Joan Martinez Alier, Guest Blogger
In May 2013, the international press has become alive to the fact that
there is a lot of unburnable fossil fuels. “Unburnable” carbon has
become a buzz word in The Economist and in The New York Times. If the
oil, gas and coal reserves are burnt at present speed, there is no
chance whatever of limiting carbon dioxide concentration below 500 ppm.
A large part of such reserves must remain in the ground. The Grantham
Institute of the London School of Economics has produced a report that
proves that the policies advanced since 1997 by Oilwatch to leave oil in
the soil were right, and announces that the money value of fossil fuels
reserves will necessarily come down if something is effectively done
against climate change. The Economist (4 May 2013, “Unburnable Fuels”)

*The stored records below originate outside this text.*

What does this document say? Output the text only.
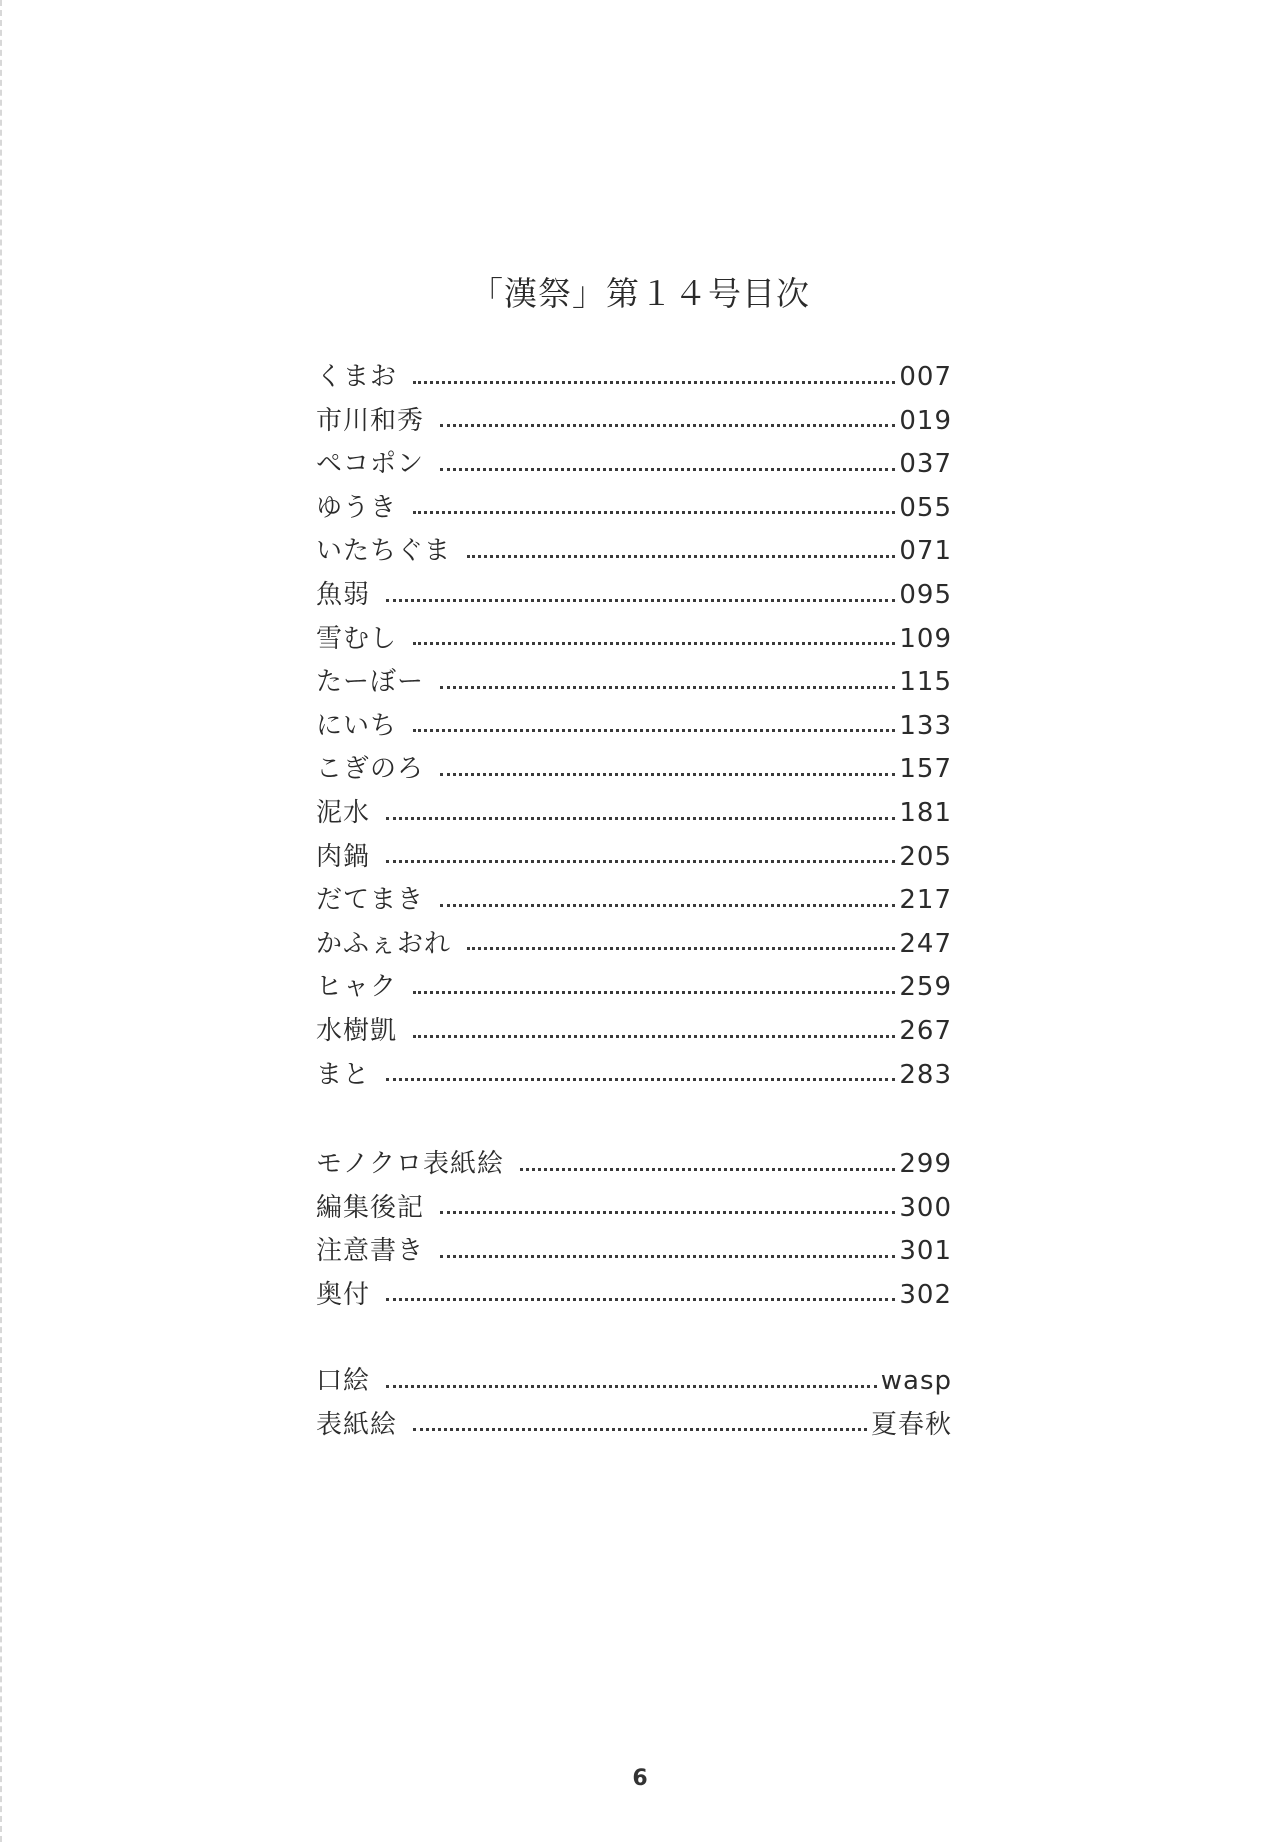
「漢祭」第１４号目次
くまお	007
市川和秀	019
ペコポン	037
ゆうき	055
いたちぐま	071
魚弱	095
雪むし	109
たーぼー	115
にいち	133
こぎのろ	157
泥水	181
肉鍋	205
だてまき	217
かふぇおれ	247
ヒャク	259
水樹凱	267
まと	283
モノクロ表紙絵	299
編集後記	300
注意書き	301
奥付	302
口絵	wasp
表紙絵	夏春秋
6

dismisses “technological fixes” such as carbon sequestration and
geo-engineering.
When Svante Arrhenius, a Swedish chemist and Nobel laureate, published
the first articles on climate change in 1896, the carbon dioxide
concentration in the atmosphere was 300 parts per million (ppm). It is
now reaching 400 ppm and rising 2 ppm per year. Arrhenius announced that
by burning coal found underground, industrialised countries were
releasing more and more carbon dioxide in the atmosphere and that this
would increase temperatures. He could not know that in the twentieth
century coal burning worldwide would increase seven-fold or that in
addition to coal burning would be added much more oil and natural gas;
in addition to the effects of deforestation.